A direct extension of Azadkia & Chatterjee's rank correlation to multi-response vectors
Jonathan Ansari, Sebastian Fuchs
TL;DR
This work directly generalizes Chatterjee's rank correlation ξ to multivariate responses by introducing a scale-invariant predictability measure $T$, built by converting a multivariate regression problem into a univariate conditional-dependence framework. $T$ satisfies the core axioms of a measure of predictability, the information gain inequality, and a conditional-independence characterization, while admitting a fast, nonparametric, rank-based estimator $T_n$ with asymptotic normality. A permutation-invariant variant $ar{T}$ extends applicability to unordered response components, and closed-form MVN results provide intuition on dependence structure. The authors leverage these properties to develop MFOCI, a model-free, tuning-parameter-free multivariate feature ordering and selection method that scales to multi-output data and demonstrates strong performance against existing approaches in simulations and real data. Overall, the framework enables efficient, interpretable quantification of dependence and robust variable selection for multi-outcome problems across domains.
Abstract
Recently, Chatterjee (2023) recognized the lack of a direct generalization of his rank correlation $ξ$ in Azadkia and Chatterjee (2021) to a multi-dimensional response vector.

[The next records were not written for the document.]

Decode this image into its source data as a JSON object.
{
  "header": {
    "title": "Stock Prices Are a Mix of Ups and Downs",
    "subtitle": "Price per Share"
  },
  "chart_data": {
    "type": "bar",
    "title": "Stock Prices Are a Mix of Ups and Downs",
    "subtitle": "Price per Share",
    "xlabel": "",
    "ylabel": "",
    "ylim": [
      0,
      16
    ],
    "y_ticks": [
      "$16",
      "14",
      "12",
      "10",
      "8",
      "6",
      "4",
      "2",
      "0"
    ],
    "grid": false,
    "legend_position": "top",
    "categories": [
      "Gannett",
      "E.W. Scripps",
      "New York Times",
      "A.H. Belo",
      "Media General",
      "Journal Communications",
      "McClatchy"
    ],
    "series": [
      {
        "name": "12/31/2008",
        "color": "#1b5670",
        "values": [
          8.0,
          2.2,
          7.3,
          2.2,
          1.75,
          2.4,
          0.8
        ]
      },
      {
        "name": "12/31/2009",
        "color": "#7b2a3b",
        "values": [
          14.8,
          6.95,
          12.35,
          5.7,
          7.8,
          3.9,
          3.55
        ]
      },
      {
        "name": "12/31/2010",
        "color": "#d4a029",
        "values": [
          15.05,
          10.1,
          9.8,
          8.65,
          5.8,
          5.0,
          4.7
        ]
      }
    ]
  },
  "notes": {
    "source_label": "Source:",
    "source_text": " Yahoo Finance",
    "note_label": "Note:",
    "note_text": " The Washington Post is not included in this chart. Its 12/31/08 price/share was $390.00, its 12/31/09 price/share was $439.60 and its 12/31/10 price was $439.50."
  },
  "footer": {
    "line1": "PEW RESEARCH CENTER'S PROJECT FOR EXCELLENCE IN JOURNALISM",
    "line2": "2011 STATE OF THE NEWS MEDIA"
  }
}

As a natural solution to this problem, we here propose an extension of $ξ$ that is applicable to a set of $q \geq 1$ response variables, where our approach builds upon converting the original vector-valued problem into a univariate problem and then applying the rank correlation $ξ$ to it. Our novel measure $T$ quantifies the scale-invariant extent of functional dependence of a response vector $\mathbf{Y} = (Y_1,\dots,Y_q)$ on predictor variables $\mathbf{X} = (X_1, \dots,X_p)$, characterizes independence of $\mathbf{X}$ and $\mathbf{Y}$ as well as perfect dependence of $\mathbf{Y}$ on $\mathbf{X}$ and hence fulfills all the characteristics of a measure of predictability. Aiming at maximum interpretability, we provide various invariance results for $T$ as well as a closed-form expression in multivariate normal models. Building upon the graph-based estimator for $ξ$ in Azadkia and Chatterjee (2021), we obtain a non-parametric, strongly consistent estimator for $T$ and show -- as a main contribution -- its asymptotic normality. Based on this estimator, we develop a model-free and rank-based feature ranking and forward feature selection for multiple-outcome data that works without any tuning parameters. Simulation results and real case studies illustrate $T$'s broad applicability.